Growling Grass Frog, Litoria raniformis
Plate 53. The Green and Golden Bell-Frog, Ranoidea aurea (now known as the Growling Grass Frog, Litoria raniformis) found in Carlton
This is one of the most beautifully colored Frogs known, but varies greatly; in early summer it is usually of the richest verdigris-, or pea-, yellow, shining with bright golden-bronze metallic lustre in various parts. Other specimens agree with the above, but have a variable number of spots and streaks of dark-purple on the green of the back and sides; while some few are dark-brown or almost black on the head, back, and sides, where the green color is usually seen; and these often have the spots and streaks with a strong metallic lustre of golden-bronze, the green only seen on the thighs and legs, where it has a bluer hue than on other parts of the body. These extremes of bright-green and blackish-brown change one into the other at different times in one individual. For instance the brown specimen, fig 2 on our plate, turned green before the drawing was quite finished; and the beautiful green specimen, fig.1a, escaped after the drawing was colored, and could not be found for some days, when, finding something soft under my foot, I picked up what I thought was an old brown kid glove, and found it was my sitter for the portrait, and put him again into his glass, where he died the next day, first changing into his former vivid pea-green.

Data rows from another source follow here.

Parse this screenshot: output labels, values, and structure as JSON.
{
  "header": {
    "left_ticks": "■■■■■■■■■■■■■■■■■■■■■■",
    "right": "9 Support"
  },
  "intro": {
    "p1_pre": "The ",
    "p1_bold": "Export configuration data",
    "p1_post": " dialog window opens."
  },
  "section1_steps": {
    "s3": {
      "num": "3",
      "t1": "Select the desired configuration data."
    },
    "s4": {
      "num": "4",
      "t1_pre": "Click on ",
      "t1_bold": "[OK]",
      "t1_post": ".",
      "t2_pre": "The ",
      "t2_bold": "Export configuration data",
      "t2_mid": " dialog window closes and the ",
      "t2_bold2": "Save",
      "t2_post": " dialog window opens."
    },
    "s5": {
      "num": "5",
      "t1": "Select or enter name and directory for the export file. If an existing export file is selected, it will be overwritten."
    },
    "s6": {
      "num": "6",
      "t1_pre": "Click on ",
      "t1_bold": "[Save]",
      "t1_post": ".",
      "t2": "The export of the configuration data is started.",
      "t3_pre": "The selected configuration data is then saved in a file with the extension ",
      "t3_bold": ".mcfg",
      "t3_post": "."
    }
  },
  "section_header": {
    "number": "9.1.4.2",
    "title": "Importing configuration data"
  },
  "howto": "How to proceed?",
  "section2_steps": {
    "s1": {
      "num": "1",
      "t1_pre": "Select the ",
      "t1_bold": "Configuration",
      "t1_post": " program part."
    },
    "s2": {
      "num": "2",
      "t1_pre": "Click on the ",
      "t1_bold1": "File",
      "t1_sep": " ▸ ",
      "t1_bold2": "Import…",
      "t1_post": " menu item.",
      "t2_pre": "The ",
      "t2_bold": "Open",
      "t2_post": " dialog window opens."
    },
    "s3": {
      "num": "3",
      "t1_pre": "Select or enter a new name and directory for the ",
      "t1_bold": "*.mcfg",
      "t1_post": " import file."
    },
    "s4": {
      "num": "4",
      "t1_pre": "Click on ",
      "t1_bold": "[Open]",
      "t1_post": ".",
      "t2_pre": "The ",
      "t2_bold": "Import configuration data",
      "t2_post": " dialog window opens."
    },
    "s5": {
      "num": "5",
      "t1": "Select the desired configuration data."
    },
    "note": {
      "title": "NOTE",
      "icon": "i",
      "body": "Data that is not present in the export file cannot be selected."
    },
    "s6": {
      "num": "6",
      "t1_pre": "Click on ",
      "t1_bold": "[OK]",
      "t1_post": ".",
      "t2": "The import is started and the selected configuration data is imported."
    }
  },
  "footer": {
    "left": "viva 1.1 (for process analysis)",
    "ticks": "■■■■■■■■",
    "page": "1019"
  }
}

In spring they are often entirely blackish above and white below, with bluish-green only on the thighs; and a specimen, entirely green above (tubercles and all), turned in a day to the uniform dark color above.
The general sound is a hoarse, prolonged croak, varied by a loud "clunk" monotonously repeated at intervals, very much like the sound of a mallet and chisel of a number of stonemasons. So like is this that when a portion of the University was being built, and a number of masons were working on a hard sonorous basalt (called bluestone by the colonist) a hundred yards from my house, a newly arrived servant, writing home an account of the busy scene, mentioned that the masons could be heard at work the whole of the moonlight nights- so completely alike was the sound of these Bell-frogs in an adjoining pond at night to the noise of the men by day. In summer the note often resembles so exactly the short "clunk" of the cattle-bells that people seeking their cows or horses at dusk in the bush can scarcely tell one from the other.
They are eaten by the natives, who, taking a torch at night, thrust a sharpened stick through as many as they choose to make a meal of, and using it like a spit, roast the collection to their taste; and no doubt they are as good as the epicures in France find the Rana viridis.
The species occurs in abundance over the whole colony, wherever stagnant water is to be found. It had not been figured of the correct colors of life before.